But Arak Miller was an ordered man. Even now, in the face of resurging visions of his wife, and his sons, and his work, and the mighty civilization from which he had been cut adrift, his thoughts were ordered: probably the ship had arrived from Earth to resurvey one of the Class II uninhabitable planets of the Alpha Centaurus System. Tomorrow its scout ships would whip along the day sides at five thousand feet. Tomorrow atop the mesa he must light his pyres, some hundred-odd gigantic piles of pine trees and brush that would burn with billowing smoke. He must signal the presence of a lone Earthman.
With a hypnotic intensity he stood watching the ship until, toward evening, it merged into the gray sky over the horizon. Then he ran across the clearing and down to his house by the river that wound through the valley a thousand feet below. "Come on, you fool!" he shouted to Marbach, sitting beneath a tree. Arak Miller threw the figure over his shoulder and carried him to the house. He sat Marbach on a chair and went into the kitchen to eat.
Arak Miller had been nomadic the first few years after he crashed and had been abandoned for dead, until he found in the planet's narrow temperate zone one of the few arable regions capable of sustaining him. There was sufficient small game, the river was cool, and because the rain fell mainly in the valley, his pyres were safe.
In recent years he was always building.
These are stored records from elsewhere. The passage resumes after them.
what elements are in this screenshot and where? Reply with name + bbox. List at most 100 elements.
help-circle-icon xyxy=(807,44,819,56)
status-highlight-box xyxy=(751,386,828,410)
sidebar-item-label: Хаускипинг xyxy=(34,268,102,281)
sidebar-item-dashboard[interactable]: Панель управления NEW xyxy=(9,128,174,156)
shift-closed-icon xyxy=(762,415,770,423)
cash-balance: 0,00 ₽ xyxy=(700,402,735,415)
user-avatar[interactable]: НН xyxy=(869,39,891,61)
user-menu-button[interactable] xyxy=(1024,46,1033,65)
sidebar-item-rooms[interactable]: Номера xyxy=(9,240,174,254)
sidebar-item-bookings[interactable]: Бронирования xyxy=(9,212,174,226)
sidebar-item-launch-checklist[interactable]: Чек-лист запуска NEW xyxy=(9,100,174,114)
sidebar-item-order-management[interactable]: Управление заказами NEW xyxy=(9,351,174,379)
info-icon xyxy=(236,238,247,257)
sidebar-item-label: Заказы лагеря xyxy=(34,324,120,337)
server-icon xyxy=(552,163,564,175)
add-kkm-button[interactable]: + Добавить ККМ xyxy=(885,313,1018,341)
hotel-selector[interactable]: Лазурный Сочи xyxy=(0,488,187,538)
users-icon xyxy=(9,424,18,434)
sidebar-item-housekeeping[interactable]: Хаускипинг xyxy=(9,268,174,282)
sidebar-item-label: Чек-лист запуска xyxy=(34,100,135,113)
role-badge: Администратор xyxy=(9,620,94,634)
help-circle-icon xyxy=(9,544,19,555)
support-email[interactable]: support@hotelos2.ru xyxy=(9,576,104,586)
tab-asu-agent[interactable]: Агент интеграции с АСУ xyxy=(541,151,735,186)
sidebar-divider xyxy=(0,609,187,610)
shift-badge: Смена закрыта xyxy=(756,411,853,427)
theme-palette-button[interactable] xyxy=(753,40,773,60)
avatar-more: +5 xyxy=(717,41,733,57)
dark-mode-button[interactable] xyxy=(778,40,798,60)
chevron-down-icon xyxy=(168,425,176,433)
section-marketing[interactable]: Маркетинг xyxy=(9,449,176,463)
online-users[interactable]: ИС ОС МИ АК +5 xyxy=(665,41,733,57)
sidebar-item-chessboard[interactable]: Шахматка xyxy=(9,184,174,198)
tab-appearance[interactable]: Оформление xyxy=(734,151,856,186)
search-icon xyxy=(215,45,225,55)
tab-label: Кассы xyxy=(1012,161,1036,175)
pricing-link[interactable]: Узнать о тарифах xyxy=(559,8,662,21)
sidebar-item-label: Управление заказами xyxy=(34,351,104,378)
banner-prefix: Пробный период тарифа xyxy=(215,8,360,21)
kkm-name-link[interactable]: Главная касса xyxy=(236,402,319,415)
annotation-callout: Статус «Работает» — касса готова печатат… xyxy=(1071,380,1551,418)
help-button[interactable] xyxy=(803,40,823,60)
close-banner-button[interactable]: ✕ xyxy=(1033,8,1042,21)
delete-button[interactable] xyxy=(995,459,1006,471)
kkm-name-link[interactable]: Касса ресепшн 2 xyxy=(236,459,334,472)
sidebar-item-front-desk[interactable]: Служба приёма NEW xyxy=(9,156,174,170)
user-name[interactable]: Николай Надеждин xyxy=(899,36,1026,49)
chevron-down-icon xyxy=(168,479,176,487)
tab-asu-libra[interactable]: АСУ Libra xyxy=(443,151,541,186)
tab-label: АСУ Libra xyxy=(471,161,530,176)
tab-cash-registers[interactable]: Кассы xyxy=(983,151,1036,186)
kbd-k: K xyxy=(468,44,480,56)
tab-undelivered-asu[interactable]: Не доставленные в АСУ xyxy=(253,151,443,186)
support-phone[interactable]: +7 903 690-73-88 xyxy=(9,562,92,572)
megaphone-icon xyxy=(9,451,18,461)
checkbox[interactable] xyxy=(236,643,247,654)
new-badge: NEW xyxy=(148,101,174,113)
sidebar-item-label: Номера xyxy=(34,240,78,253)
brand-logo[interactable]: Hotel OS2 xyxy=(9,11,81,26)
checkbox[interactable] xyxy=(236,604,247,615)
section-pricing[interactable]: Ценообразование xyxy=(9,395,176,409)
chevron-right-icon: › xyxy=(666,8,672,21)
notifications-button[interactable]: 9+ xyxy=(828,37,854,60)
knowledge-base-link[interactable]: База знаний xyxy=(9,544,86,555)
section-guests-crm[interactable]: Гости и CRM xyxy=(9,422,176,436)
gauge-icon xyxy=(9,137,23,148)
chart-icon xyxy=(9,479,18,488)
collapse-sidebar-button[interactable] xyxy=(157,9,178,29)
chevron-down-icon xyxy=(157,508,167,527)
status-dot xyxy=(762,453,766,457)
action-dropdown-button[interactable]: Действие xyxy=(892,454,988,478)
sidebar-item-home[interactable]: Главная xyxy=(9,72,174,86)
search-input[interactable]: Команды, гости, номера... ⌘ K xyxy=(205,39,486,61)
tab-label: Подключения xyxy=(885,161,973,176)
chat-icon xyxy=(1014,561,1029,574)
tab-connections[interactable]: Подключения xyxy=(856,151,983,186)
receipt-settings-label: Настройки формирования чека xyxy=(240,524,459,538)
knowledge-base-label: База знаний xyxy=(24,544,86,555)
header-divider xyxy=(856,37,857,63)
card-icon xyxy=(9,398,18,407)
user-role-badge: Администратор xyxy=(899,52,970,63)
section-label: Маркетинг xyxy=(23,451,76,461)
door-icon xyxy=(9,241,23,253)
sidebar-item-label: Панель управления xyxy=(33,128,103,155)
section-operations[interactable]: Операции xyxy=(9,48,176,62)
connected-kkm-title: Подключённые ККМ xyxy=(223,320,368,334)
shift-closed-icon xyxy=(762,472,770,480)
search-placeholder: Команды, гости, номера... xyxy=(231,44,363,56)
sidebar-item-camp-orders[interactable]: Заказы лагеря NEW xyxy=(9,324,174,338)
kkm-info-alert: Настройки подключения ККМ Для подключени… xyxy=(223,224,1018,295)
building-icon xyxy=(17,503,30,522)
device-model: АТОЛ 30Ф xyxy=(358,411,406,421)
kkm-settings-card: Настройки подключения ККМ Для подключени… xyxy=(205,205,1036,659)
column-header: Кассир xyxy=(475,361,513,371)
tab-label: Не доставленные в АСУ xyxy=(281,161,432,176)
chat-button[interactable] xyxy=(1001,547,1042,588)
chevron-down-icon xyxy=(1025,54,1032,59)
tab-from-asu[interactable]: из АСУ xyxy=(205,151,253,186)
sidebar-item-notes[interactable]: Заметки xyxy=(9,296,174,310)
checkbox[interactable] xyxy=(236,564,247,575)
He had added a front porch to the cabin he had started with, then more rooms which he had never used, then an attic into which he never went. Now it was a house. It had chairs and tables, a bed, a rug of vines, a garden for vegetables and tobacco, and a garden for flowers.
He ate a leisurely meal of potatoes and corn and meat of the rabbit-like creatures which he trapped. Miss Gormeley was sitting on the porch as he went out. "A ship's come," he shouted. "I may be saved, you understand?"
He recalled he had intended to do something about Miss Gormeley's nostril. With one of his knives he scraped a little against the wall of her left nostril. Then he stood back, satisfied. "Now you look better," he said. With a wry grin he added, "You can smell better, too."
For a long time he could not sleep, remembering that he had been cut off in the prime of his life. He had been the Senior Astrophysicist in the Systems War Office on Earth, working on the Second Einstein Modifications that promised travel to the more distant galactic Systems. He had completed six months of comparison spectography in the barren Centaurus System and had been about to take the year's return journey to Earth, looking forward to a vacation trip with his family to Venus City. He had been in the forefront of the free world's pushing back of the last frontiers of man.
He twisted on his bed in a wild agony of hope and yearning. "Someday soon," he shouted to the walls, "I'll ride the monorail across the Western plains." He had discovered that it helped, to talk aloud, though none of his devices could make him forget he was a prisoner. To feel the Centaurus skies closing down on him and the alien mountains crushing him, so far from his work and those he loved, was to feel a terrible suffocation from which there was no release.
But then he would go doggedly to work, or else carve the life-size figures to keep him silent company, and try to forget.